Kovrig appeared freshly shaven, wearing a crisp white dress shirt tucked into blue jeans. He appeared thinner than in photographs taken before his arrest, which had often appeared on the news. But he seemed full of energy and life.
“I feel great. Frankly, I feel fantastic,” Kovrig said.
“It’s such an immense relief to be back in Canada, to be here at home with my family again. I feel like I’m on top of the world and I’m just immensely grateful to everyone who has been working so hard for these over a thousand days to bring both me and Michael Spavor home. It’s fantastic. Thank you so much.”

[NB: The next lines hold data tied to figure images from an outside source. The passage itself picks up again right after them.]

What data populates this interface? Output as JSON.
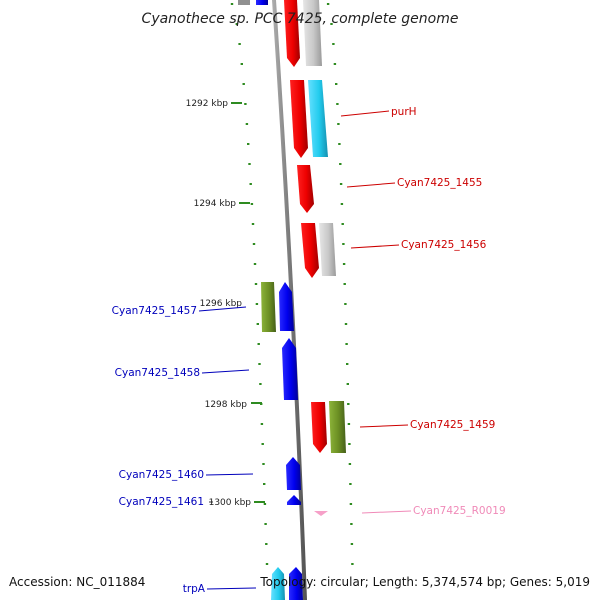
{
  "title": "Cyanothece sp. PCC 7425, complete genome",
  "accession": "Accession: NC_011884",
  "topology": "Topology: circular; Length: 5,374,574 bp; Genes: 5,019",
  "positions": [
    "1292 kbp",
    "1294 kbp",
    "1296 kbp",
    "1298 kbp",
    "1300 kbp"
  ],
  "genes_right": [
    {
      "name": "purH",
      "color": "#cc0000"
    },
    {
      "name": "Cyan7425_1455",
      "color": "#cc0000"
    },
    {
      "name": "Cyan7425_1456",
      "color": "#cc0000"
    },
    {
      "name": "Cyan7425_1459",
      "color": "#cc0000"
    },
    {
      "name": "Cyan7425_R0019",
      "color": "#f08ab8"
    }
  ],
  "genes_left": [
    {
      "name": "Cyan7425_1457",
      "color": "#0000bb"
    },
    {
      "name": "Cyan7425_1458",
      "color": "#0000bb"
    },
    {
      "name": "Cyan7425_1460",
      "color": "#0000bb"
    },
    {
      "name": "Cyan7425_1461",
      "color": "#0000bb"
    },
    {
      "name": "trpA",
      "color": "#0000bb"
    }
  ],
  "colors": {
    "forward_gene": "#ee0000",
    "reverse_gene": "#0000ee",
    "cog_grey": "#c8c8c8",
    "cog_cyan": "#22ccee",
    "cog_olive": "#6b8e23",
    "rna_pink": "#f6a0c8",
    "backbone": "#808080",
    "ticks": "#2e8b20"
  }
}
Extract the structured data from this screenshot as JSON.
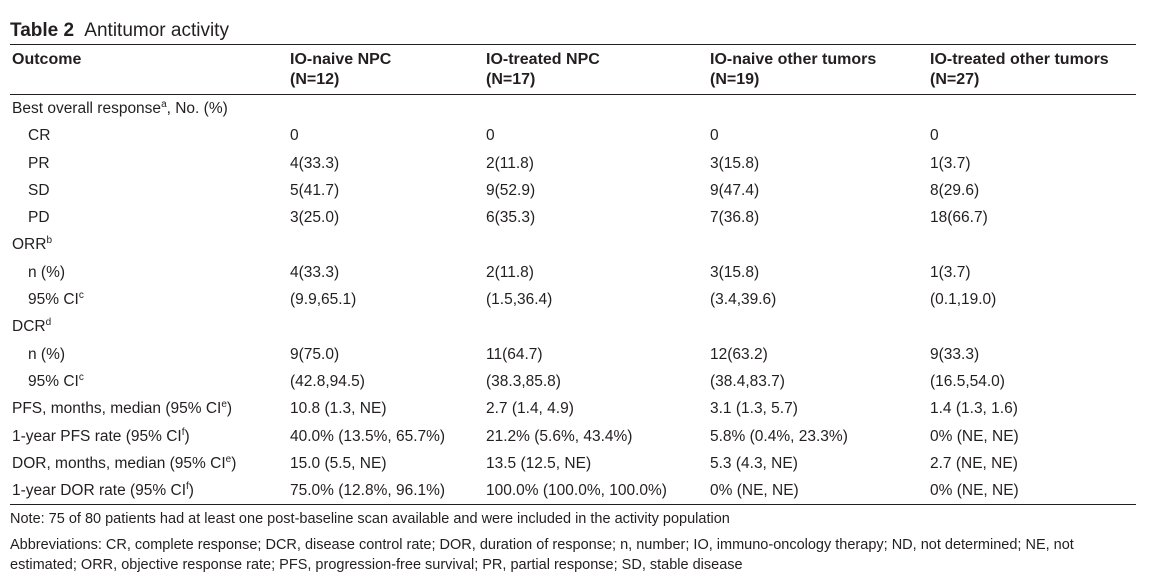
{
  "table": {
    "label": "Table 2",
    "title": "Antitumor activity",
    "columns": [
      {
        "name": "Outcome",
        "n": ""
      },
      {
        "name": "IO-naive NPC",
        "n": "(N=12)"
      },
      {
        "name": "IO-treated NPC",
        "n": "(N=17)"
      },
      {
        "name": "IO-naive other tumors",
        "n": "(N=19)"
      },
      {
        "name": "IO-treated other tumors",
        "n": "(N=27)"
      }
    ],
    "rows": [
      {
        "label": "Best overall response",
        "sup": "a",
        "suffix": ", No. (%)",
        "values": [
          "",
          "",
          "",
          ""
        ]
      },
      {
        "label": "CR",
        "indent": true,
        "values": [
          "0",
          "0",
          "0",
          "0"
        ]
      },
      {
        "label": "PR",
        "indent": true,
        "values": [
          "4(33.3)",
          "2(11.8)",
          "3(15.8)",
          "1(3.7)"
        ]
      },
      {
        "label": "SD",
        "indent": true,
        "values": [
          "5(41.7)",
          "9(52.9)",
          "9(47.4)",
          "8(29.6)"
        ]
      },
      {
        "label": "PD",
        "indent": true,
        "values": [
          "3(25.0)",
          "6(35.3)",
          "7(36.8)",
          "18(66.7)"
        ]
      },
      {
        "label": "ORR",
        "sup": "b",
        "values": [
          "",
          "",
          "",
          ""
        ]
      },
      {
        "label": "n (%)",
        "indent": true,
        "values": [
          "4(33.3)",
          "2(11.8)",
          "3(15.8)",
          "1(3.7)"
        ]
      },
      {
        "label": "95% CI",
        "sup": "c",
        "indent": true,
        "values": [
          "(9.9,65.1)",
          "(1.5,36.4)",
          "(3.4,39.6)",
          "(0.1,19.0)"
        ]
      },
      {
        "label": "DCR",
        "sup": "d",
        "values": [
          "",
          "",
          "",
          ""
        ]
      },
      {
        "label": "n (%)",
        "indent": true,
        "values": [
          "9(75.0)",
          "11(64.7)",
          "12(63.2)",
          "9(33.3)"
        ]
      },
      {
        "label": "95% CI",
        "sup": "c",
        "indent": true,
        "values": [
          "(42.8,94.5)",
          "(38.3,85.8)",
          "(38.4,83.7)",
          "(16.5,54.0)"
        ]
      },
      {
        "label": "PFS, months, median (95% CI",
        "sup": "e",
        "suffix": ")",
        "values": [
          "10.8 (1.3, NE)",
          "2.7 (1.4, 4.9)",
          "3.1 (1.3, 5.7)",
          "1.4 (1.3, 1.6)"
        ]
      },
      {
        "label": "1-year PFS rate (95% CI",
        "sup": "f",
        "suffix": ")",
        "values": [
          "40.0% (13.5%, 65.7%)",
          "21.2% (5.6%, 43.4%)",
          "5.8% (0.4%, 23.3%)",
          "0% (NE, NE)"
        ]
      },
      {
        "label": "DOR, months, median (95% CI",
        "sup": "e",
        "suffix": ")",
        "values": [
          "15.0 (5.5, NE)",
          "13.5 (12.5, NE)",
          "5.3 (4.3, NE)",
          "2.7 (NE, NE)"
        ]
      },
      {
        "label": "1-year DOR rate (95% CI",
        "sup": "f",
        "suffix": ")",
        "values": [
          "75.0% (12.8%, 96.1%)",
          "100.0% (100.0%, 100.0%)",
          "0% (NE, NE)",
          "0% (NE, NE)"
        ]
      }
    ]
  },
  "notes": {
    "note": "Note: 75 of 80 patients had at least one post-baseline scan available and were included in the activity population",
    "abbreviations": "Abbreviations: CR, complete response; DCR, disease control rate; DOR, duration of response; n, number; IO, immuno-oncology therapy; ND, not determined; NE, not estimated; ORR, objective response rate; PFS, progression-free survival; PR, partial response; SD, stable disease"
  }
}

He said he didn’t know much about what was going on outside his small prison cell, but was overwhelmed by the support he received from Canadians.
“I didn’t know most of what was happening on the outside world, but knowing that so many Canadians and others were aware of our situation and sending messages of support really meant a lot to us. So thank you, everybody, for that,” he said. “I’m really looking forward to the future with my family now.”
Julia and Kevin Garratt know the feeling. They were detained in China under similar circumstances in 2014 and remember what it was like to hug someone for the first time in years.
“I just think about the power of touch,” Julia said. “No one’s on your side when you’re all alone in (prison). And even the people that you see are not really on your side. And all of a sudden you have people on your side that can wrap their arms around you and hug you.”
But after that initial high from the homecoming, the Garratts also remember the road to recovery.
“They’re not going to just bounce back and jump into life again. It doesn’t happen in a day,” Kevin explained.
“There’s a lot of release of tension that takes months to be released because they’ve been living under this tension and this situation for so long. Unfortunately, they’ve gotten used to so many things living under the stress and the tension there. And it’s just going to take a long time for their body to reset.”
Even though the two Michaels and Meng are free, the damage done to Canada’s relationship with China will likely endure, according to Ong.
“I think the damage is definitely, if not permanent, it is certainly not temporary,” she said, pointing to public opinion polls in many Western countries, including Canada, which show the vast majority of Canadians now hold an unfavourable view of the Chinese government.
“I don’t think we are in the same position as we were pre-2018. Even though the two Michaels are now home, we have moved into a new different era.
“The Canadian government is aware of what sort of power China is; it is a rising power, but also an increasingly belligerent and confident one. It is not hesitant to act unilaterally. And the onus is now up to the (federal) Liberal government to come up with a coherent China policy, as to how we have to deal with this rising power in the near future.”